When Violet checks the time and calls it quits on our session, we rise. She shuffles my printouts and slides them across the table toward me. I gather them up, shove them in my notebook, and stuff them in my backpack.

Curtly, her lips bend into a pleasant smile—a fake, manufactured, purely patronizing smile. One you’d give the smarmy guy hitting on you at the bar “If you need anything else, or any additional help, you can email or call the help desk to make an appointment. If you can’t get scheduled with me, we have staffers available Monday through Friday, from nine am to eight pm.”

Her canned statement is professional, but lacks any real emotion.

Like me.

Shit.





“Come in and close the door behind you.” Coach points to the chair in the corner of his office without lifting his head. The gray on his temples catch under the light, something I’ve never noticed about him before. “Sit.”

I sit.

Shift in the shitty, uncomfortable chair.

He continues to take notes on his yellow notepad with the same red pencil he carries with him everywhere. Normally it’s tucked behind his ear, out of the way, or in the breast pocket of his Iowa embroidered shirt.
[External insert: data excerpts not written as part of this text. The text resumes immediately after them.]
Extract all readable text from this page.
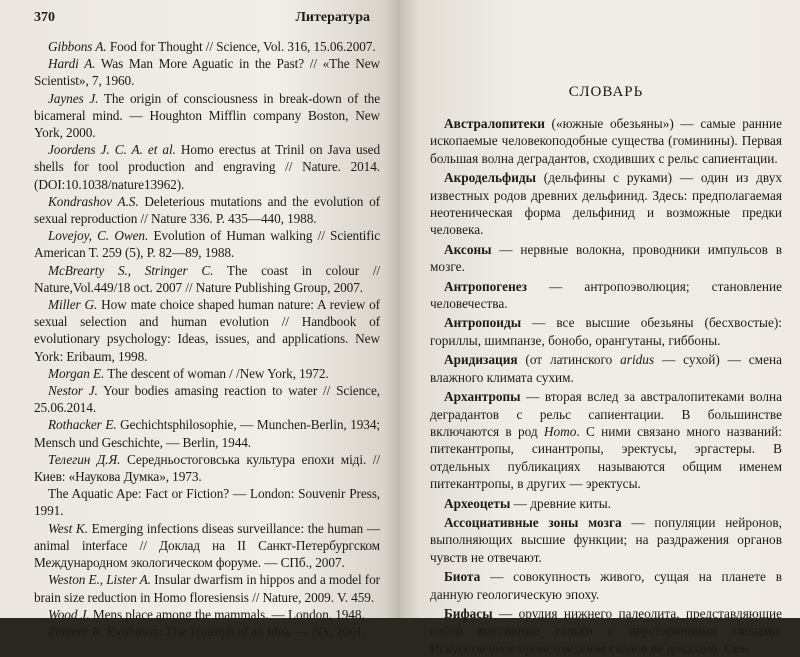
370	Литература
Gibbons A. Food for Thought // Science, Vol. 316, 15.06.2007.
Hardi A. Was Man More Aguatic in the Past? // «The New Scientist», 7, 1960.
Jaynes J. The origin of consciousness in break-down of the bicameral mind. — Houghton Mifflin company Boston, New York, 2000.
Joordens J. C. A. et al. Homo erectus at Trinil on Java used shells for tool production and engraving // Nature. 2014. (DOI:10.1038/nature13962).
Kondrashov A.S. Deleterious mutations and the evolution of sexual reproduction // Nature 336. P. 435—440, 1988.
Lovejoy, C. Owen. Evolution of Human walking // Scientific American T. 259 (5), P. 82—89, 1988.
McBrearty S., Stringer C. The coast in colour // Nature,Vol.449/18 oct. 2007 // Nature Publishing Group, 2007.
Miller G. How mate choice shaped human nature: A review of sexual selection and human evolution // Handbook of evolutionary psychology: Ideas, issues, and applications. New York: Eribaum, 1998.
Morgan E. The descent of woman / /New York, 1972.
Nestor J. Your bodies amasing reaction to water // Science, 25.06.2014.
Rothacker E. Gechichtsphilosophie, — Munchen-Berlin, 1934; Mensch und Geschichte, — Berlin, 1944.
Телегин Д.Я. Середньостоговська культура епохи міді. // Киев: «Наукова Думка», 1973.
The Aquatic Ape: Fact or Fiction? — London: Souvenir Press, 1991.
West K. Emerging infections diseas surveillance: the human — animal interface // Доклад на II Санкт-Петербургском Международном экологическом форуме. — СПб., 2007.
Weston E., Lister A. Insular dwarfism in hippos and a model for brain size reduction in Homo floresiensis // Nature, 2009. V. 459.
Wood J. Mens place among the mammals. — London, 1948.
Zimmer K. Evolution: The Triumph of an Idea. — NY, 2001.
СЛОВАРЬ

Австралопитеки («южные обезьяны») — самые ранние ископаемые человекоподобные существа (гоминины). Первая большая волна деградантов, сходивших с рельс сапиентации.

Акродельфиды (дельфины с руками) — один из двух известных родов древних дельфинид. Здесь: предполагаемая неотеническая форма дельфинид и возможные предки человека.

Аксоны — нервные волокна, проводники импульсов в мозге.

Антропогенез — антропоэволюция; становление человечества.

Антропоиды — все высшие обезьяны (бесхвостые): гориллы, шимпанзе, бонобо, орангутаны, гиббоны.

Аридизация (от латинского aridus — сухой) — смена влажного климата сухим.

Архантропы — вторая вслед за австралопитеками волна деградантов с рельс сапиентации. В большинстве включаются в род Homo. С ними связано много названий: питекантропы, синантропы, эректусы, эргастеры. В отдельных публикациях называются общим именем питекантропы, в других — эректусы.

Археоцеты — древние киты.

Ассоциативные зоны мозга — популяции нейронов, выполняющих высшие функции; на раздражения органов чувств не отвечают.

Биота — совокупность живого, сущая на планете в данную геологическую эпоху.

Бифасы — орудия нижнего палеолита, представляющие собой массивные гальки с двусторонними сколами. Искусственное происхождение сколов не доказано. Свя-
He uses it now to toil away at whatever match points, positions, and strategies he’s dreaming up—something he’s famous for in the Big Ten division.
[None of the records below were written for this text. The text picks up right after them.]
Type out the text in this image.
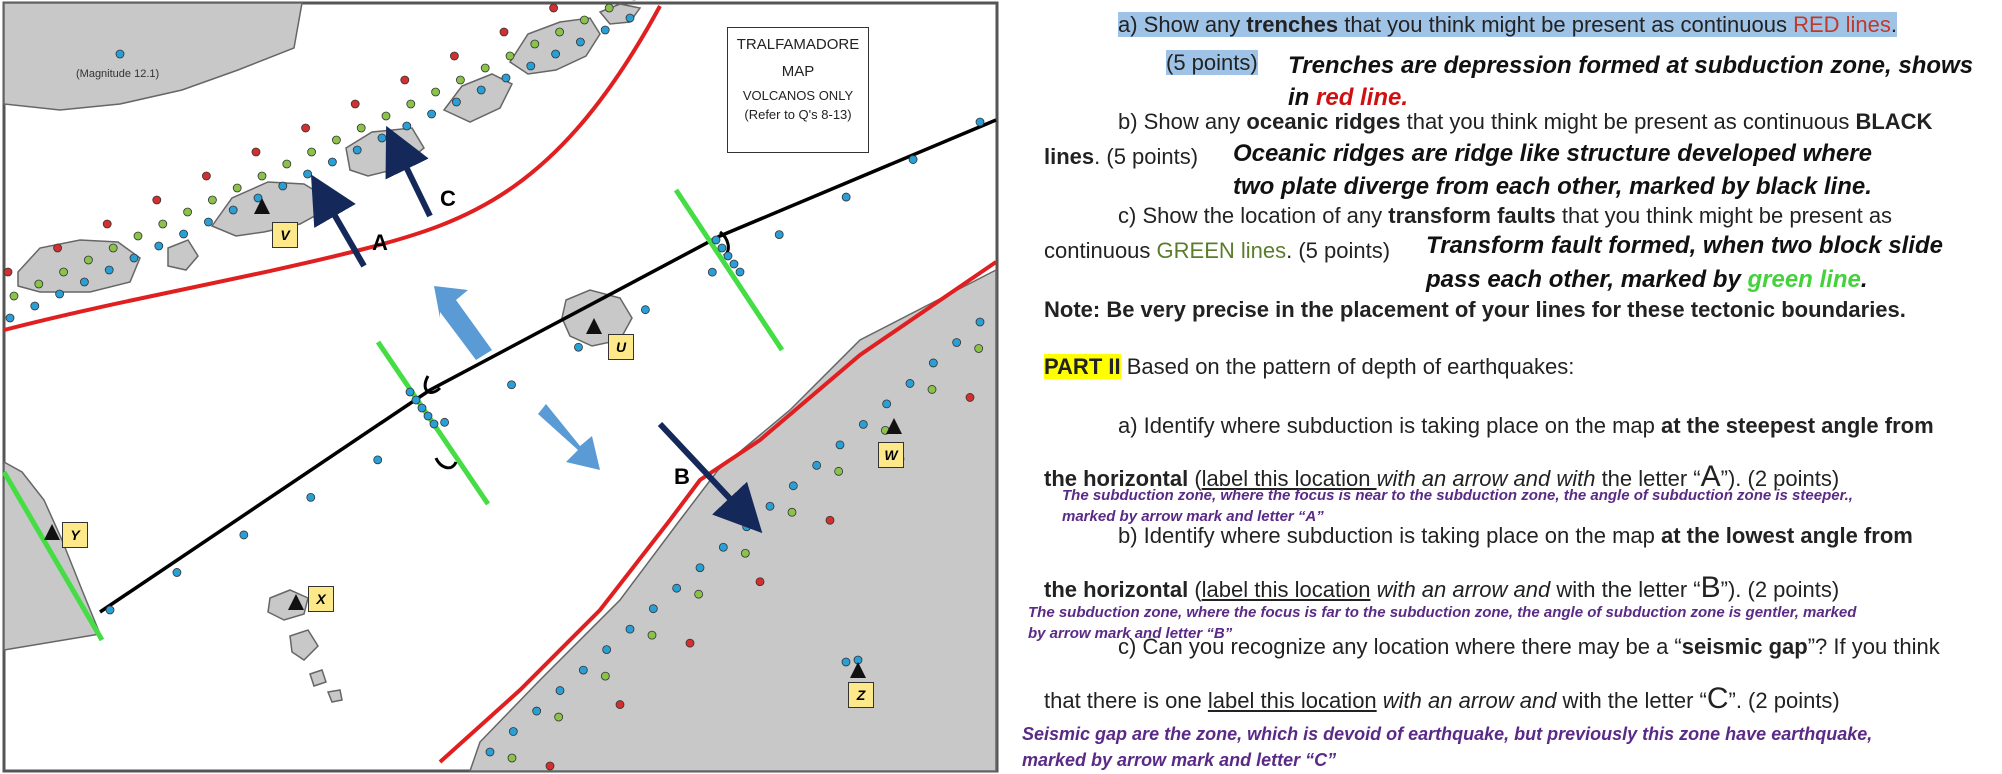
TRALFAMADORE
MAP
VOLCANOS ONLY
(Refer to Q's 8-13)
(Magnitude 12.1)
V
U
W
Y
X
Z
A
B
C
a) Show any trenches that you think might be present as continuous RED lines.
(5 points) Trenches are depression formed at subduction zone, shows
in red line.
b) Show any oceanic ridges that you think might be present as continuous BLACK
lines. (5 points) Oceanic ridges are ridge like structure developed where
two plate diverge from each other, marked by black line.
c) Show the location of any transform faults that you think might be present as
continuous GREEN lines. (5 points) Transform fault formed, when two block slide
pass each other, marked by green line.
Note: Be very precise in the placement of your lines for these tectonic boundaries.
PART II Based on the pattern of depth of earthquakes:
a) Identify where subduction is taking place on the map at the steepest angle from
the horizontal (label this location with an arrow and with the letter “A”). (2 points)
The subduction zone, where the focus is near to the subduction zone, the angle of subduction zone is steeper.,
marked by arrow mark and letter “A”
b) Identify where subduction is taking place on the map at the lowest angle from
the horizontal (label this location with an arrow and with the letter “B”). (2 points)
The subduction zone, where the focus is far to the subduction zone, the angle of subduction zone is gentler, marked
by arrow mark and letter “B”
c) Can you recognize any location where there may be a “seismic gap”? If you think
that there is one label this location with an arrow and with the letter “C”. (2 points)
Seismic gap are the zone, which is devoid of earthquake, but previously this zone have earthquake,
marked by arrow mark and letter “C”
Coach pauses long enough to lift a finger, raise it in the air, settle it on a cream envelope, and slide it across his beat-up wooden desk.

“Take this.”

“What is it?”

“What the fuck does it look like?” He huffs impatiently. “It’s an invitation.”
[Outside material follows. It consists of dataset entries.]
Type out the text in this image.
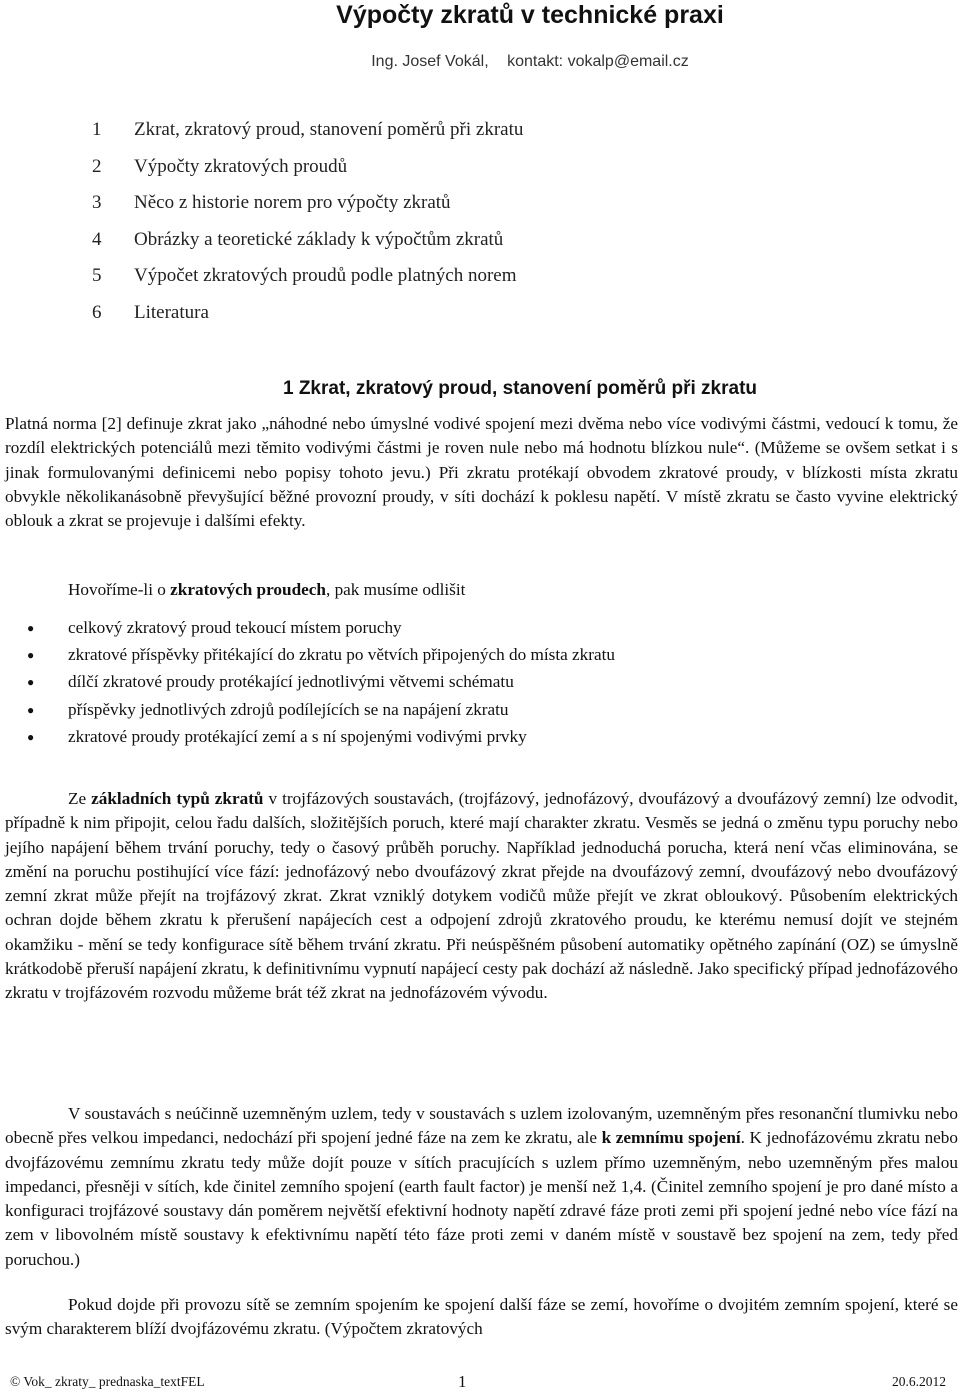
Výpočty zkratů v technické praxi
Ing. Josef Vokál, kontakt: vokalp@email.cz
1	Zkrat, zkratový proud, stanovení poměrů při zkratu
2	Výpočty zkratových proudů
3	Něco z historie norem pro výpočty zkratů
4	Obrázky a teoretické základy k výpočtům zkratů
5	Výpočet zkratových proudů podle platných norem
6	Literatura
1 Zkrat, zkratový proud, stanovení poměrů při zkratu

Platná norma [2] definuje zkrat jako „náhodné nebo úmyslné vodivé spojení mezi dvěma nebo více vodivými částmi, vedoucí k tomu, že rozdíl elektrických potenciálů mezi těmito vodivými částmi je roven nule nebo má hodnotu blízkou nule“. (Můžeme se ovšem setkat i s jinak formulovanými definicemi nebo popisy tohoto jevu.) Při zkratu protékají obvodem zkratové proudy, v blízkosti místa zkratu obvykle několikanásobně převyšující běžné provozní proudy, v síti dochází k poklesu napětí. V místě zkratu se často vyvine elektrický oblouk a zkrat se projevuje i dalšími efekty.

Hovoříme-li o zkratových proudech, pak musíme odlišit

●	celkový zkratový proud tekoucí místem poruchy
●	zkratové příspěvky přitékající do zkratu po větvích připojených do místa zkratu
●	dílčí zkratové proudy protékající jednotlivými větvemi schématu
●	příspěvky jednotlivých zdrojů podílejících se na napájení zkratu
●	zkratové proudy protékající zemí a s ní spojenými vodivými prvky

Ze základních typů zkratů v trojfázových soustavách, (trojfázový, jednofázový, dvoufázový a dvoufázový zemní) lze odvodit, případně k nim připojit, celou řadu dalších, složitějších poruch, které mají charakter zkratu. Vesměs se jedná o změnu typu poruchy nebo jejího napájení během trvání poruchy, tedy o časový průběh poruchy. Například jednoduchá porucha, která není včas eliminována, se změní na poruchu postihující více fází: jednofázový nebo dvoufázový zkrat přejde na dvoufázový zemní, dvoufázový nebo dvoufázový zemní zkrat může přejít na trojfázový zkrat. Zkrat vzniklý dotykem vodičů může přejít ve zkrat obloukový. Působením elektrických ochran dojde během zkratu k přerušení napájecích cest a odpojení zdrojů zkratového proudu, ke kterému nemusí dojít ve stejném okamžiku - mění se tedy konfigurace sítě během trvání zkratu. Při neúspěšném působení automatiky opětného zapínání (OZ) se úmyslně krátkodobě přeruší napájení zkratu, k definitivnímu vypnutí napájecí cesty pak dochází až následně. Jako specifický případ jednofázového zkratu v trojfázovém rozvodu můžeme brát též zkrat na jednofázovém vývodu.

V soustavách s neúčinně uzemněným uzlem, tedy v soustavách s uzlem izolovaným, uzemněným přes resonanční tlumivku nebo obecně přes velkou impedanci, nedochází při spojení jedné fáze na zem ke zkratu, ale k zemnímu spojení. K jednofázovému zkratu nebo dvojfázovému zemnímu zkratu tedy může dojít pouze v sítích pracujících s uzlem přímo uzemněným, nebo uzemněným přes malou impedanci, přesněji v sítích, kde činitel zemního spojení (earth fault factor) je menší než 1,4. (Činitel zemního spojení je pro dané místo a konfiguraci trojfázové soustavy dán poměrem největší efektivní hodnoty napětí zdravé fáze proti zemi při spojení jedné nebo více fází na zem v libovolném místě soustavy k efektivnímu napětí této fáze proti zemi v daném místě v soustavě bez spojení na zem, tedy před poruchou.)

Pokud dojde při provozu sítě se zemním spojením ke spojení další fáze se zemí, hovoříme o dvojitém zemním spojení, které se svým charakterem blíží dvojfázovému zkratu. (Výpočtem zkratových

© Vok_ zkraty_ prednaska_textFEL	1	20.6.2012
I know he wants me to ask What for? so I don’t.

Coach powers on, still scrolling across that yellow pad. “They have a fundraiser every year and it’s coming up. I don’t suppose Nancy told you.”

“Nancy who?”

This time he does raise his head, blue eyes unblinking as he regards me. “Don’t be coy Daniels, it doesn’t suit you.”

I rack my brain, trying to recall any Nancys I’ve met recently, but none come to mind.

“Nancy from the Center, where you’re volunteering.”

Oh, that Nancy. “That chick doesn’t say dick to me, Coach.”

“No, I don’t suppose she would.” He chuckles, low and deep.

Actually fucking chuckles.

Whose side is he on? “What does this have to do with me?”

“They have a fundraiser,” Coach repeats. “It’s in a couple weeks. We have no meet that weekend and I’ve excused you from practice, so I fully expect to see you there.”

“See me there?”

“Yes. I take my wife, Linda; we buy a table, eat.” He leans back in his old, rickety seat, the springs squeaking with every movement. Coach scratches his chin. “It’s actually a really nice date night.”

Coach is married? This is news to me.

“But Coach, a fundraising gala?”

“Yes. I’m sure with all your parents’ money, you’re quite familiar.”

“Yeah, but—”

“Good, then it’s settled.”

“Yeah but Coach, I’ve literally only spent two days with the kid I’m mentoring. I just started the program.”

“Well. There are two weeks until the gala. I’d say that’s plenty of time to step up. Jump in with both feet, eh?”

I can see by his stalwart expression this subject is closed.